- Interactive map of Silver Lake
- Location: Kingsbury County, South Dakota
- Coordinates: 44°22′54″N 97°31′18.1″W﻿ / ﻿44.38167°N 97.521694°W
- Type: Reclaimed glacial lake
- Part of: Madison Wetland Management District
- Basin countries: United States
- Surface area: 45 acres (18 ha)
- Surface elevation: 1,693 feet (516 m)
- Settlements: De Smet, South Dakota

= Silver Lake (Kingsbury County, South Dakota) =

Lake in the state of South Dakota, United States

Silver Lake is a glacial lake, later a reclaimed lake, located immediately east of De Smet, on the north side of U.S. Highway 14. Big Slough is a marsh at the southwest end of the lake.

==History==
Silver Lake and Big Slough were written about extensively by Laura Ingalls Wilder in her novel By the Shores of Silver Lake.
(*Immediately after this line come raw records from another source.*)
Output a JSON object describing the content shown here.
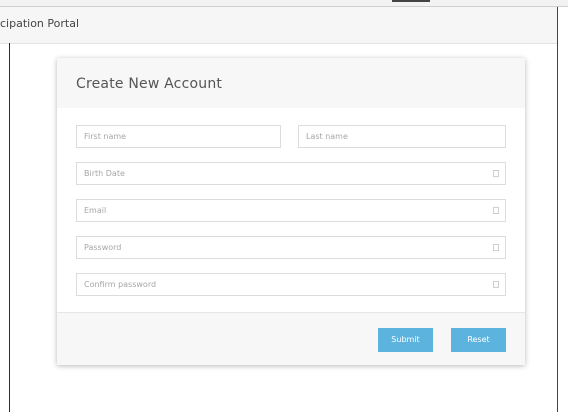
{
  "header": {
    "title": "cipation Portal"
  },
  "form": {
    "title": "Create New Account",
    "fields": {
      "first_name": {
        "placeholder": "First name"
      },
      "last_name": {
        "placeholder": "Last name"
      },
      "birth_date": {
        "placeholder": "Birth Date"
      },
      "email": {
        "placeholder": "Email"
      },
      "password": {
        "placeholder": "Password"
      },
      "confirm_password": {
        "placeholder": "Confirm password"
      }
    },
    "buttons": {
      "submit": "Submit",
      "reset": "Reset"
    }
  },
  "colors": {
    "button": "#5cb3de",
    "panel": "#f7f7f7",
    "field_border": "#dcdcdc"
  }
}
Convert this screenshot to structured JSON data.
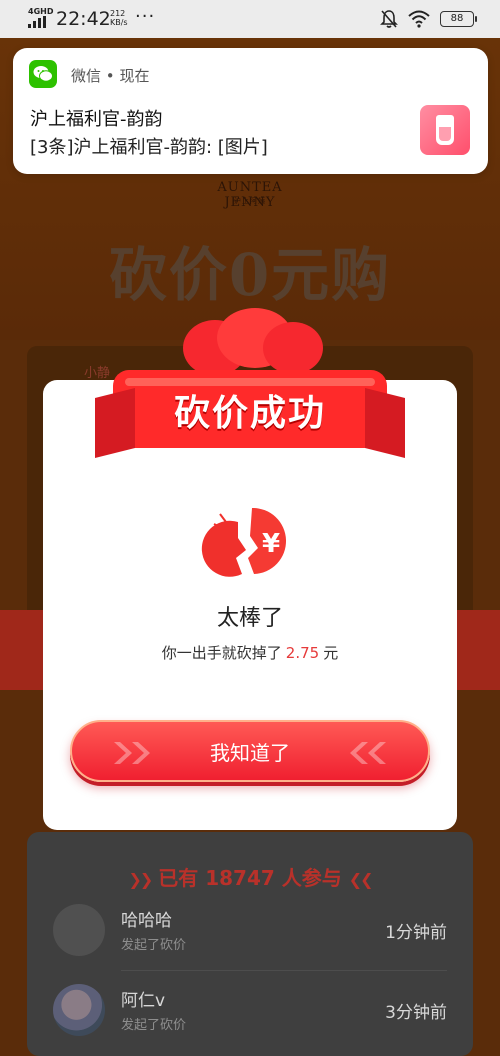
{
  "status_bar": {
    "network": "4GHD",
    "time": "22:42",
    "speed_value": "212",
    "speed_unit": "KB/s",
    "overflow": "···",
    "battery": "88"
  },
  "notification": {
    "app_name": "微信",
    "separator": "•",
    "time": "现在",
    "title": "沪上福利官-韵韵",
    "body": "[3条]沪上福利官-韵韵: [图片]"
  },
  "background": {
    "brand": "AUNTEA JENNY",
    "brand_sub": "沪上阿姨",
    "hero_title": "砍价0元购",
    "card_user": "小静",
    "participants_prefix": "已有",
    "participants_count": "18747",
    "participants_suffix": "人参与",
    "list": [
      {
        "name": "哈哈哈",
        "action": "发起了砍价",
        "time": "1分钟前"
      },
      {
        "name": "阿仁v",
        "action": "发起了砍价",
        "time": "3分钟前"
      }
    ]
  },
  "modal": {
    "banner": "砍价成功",
    "title": "太棒了",
    "msg_prefix": "你一出手就砍掉了",
    "amount": "2.75",
    "msg_suffix": "元",
    "button": "我知道了"
  },
  "colors": {
    "accent_red": "#f02030",
    "amount_red": "#e63a3a",
    "wechat_green": "#2dc100"
  }
}
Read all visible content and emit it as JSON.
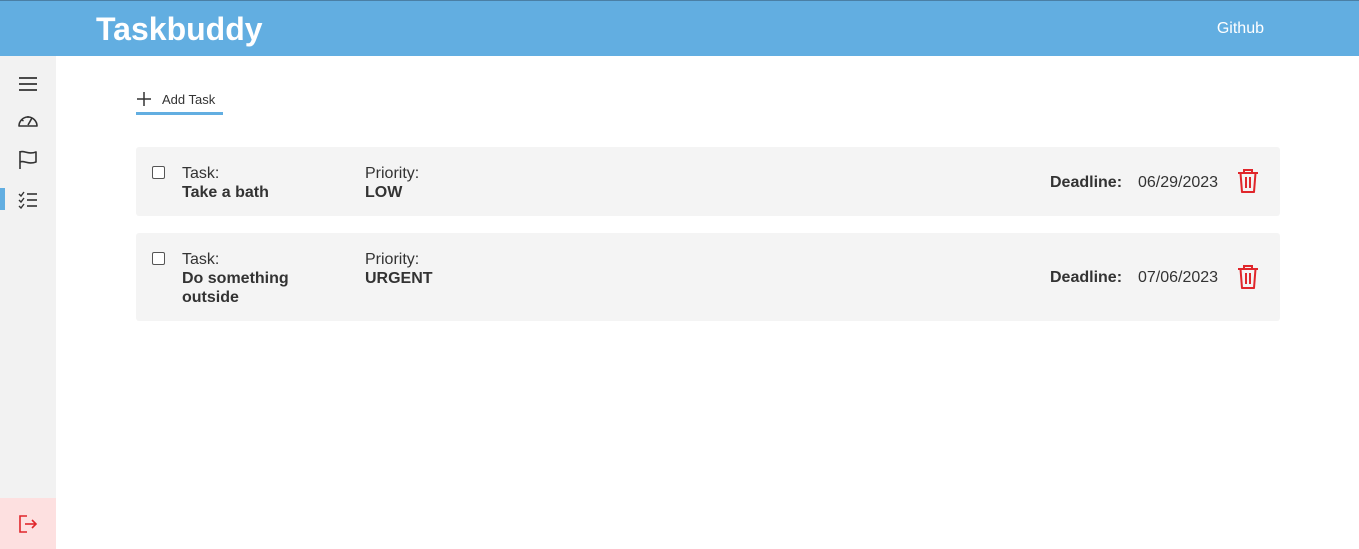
{
  "app": {
    "title": "Taskbuddy",
    "github_label": "Github"
  },
  "colors": {
    "header": "#62aee1",
    "danger": "#e0262b",
    "card": "#f4f4f4",
    "sidebar": "#f2f2f2",
    "logout_bg": "#fde0e0"
  },
  "sidebar": {
    "items": [
      {
        "icon": "menu-icon"
      },
      {
        "icon": "dashboard-gauge-icon"
      },
      {
        "icon": "flag-icon"
      },
      {
        "icon": "checklist-icon",
        "active": true
      }
    ],
    "logout_icon": "logout-icon"
  },
  "toolbar": {
    "add_task_label": "Add Task"
  },
  "tasks": [
    {
      "task_label": "Task:",
      "task_name_line1": "Take a bath",
      "task_name_line2": "",
      "priority_label": "Priority:",
      "priority": "LOW",
      "deadline_label": "Deadline:",
      "deadline": "06/29/2023",
      "checked": false
    },
    {
      "task_label": "Task:",
      "task_name_line1": "Do something",
      "task_name_line2": "outside",
      "priority_label": "Priority:",
      "priority": "URGENT",
      "deadline_label": "Deadline:",
      "deadline": "07/06/2023",
      "checked": false
    }
  ]
}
Caroline Ingalls named the lake for the silvery appearance of its surface. The Ingalls home (currently, a museum) and Surveyor's House are very close to it. The lake is a "prairie pothole," a depression in which rain and snow-melt collect without any outlet to regulate its level. A drainage ditch to nearby Lake Henry was built in the 1920s with the support of local land owners to prevent the lake from fluctuating and flooding the surrounding land. The dry lakebed was used as a rubbish dump, although a portion of the lake has since filled again with water.

A concrete walking path to the area of the lake was built in 2008 to allow visitors to DeSmet to experience it. As of 2023, an observation tower near Silver Lake is being constructed with the aid of the National Park Service and various local agencies to allow tourists to better observe the landscape described in Wilder's books. As of 2022, planning was underway for the construction of additional hiking trails and boardwalks in Big Slough.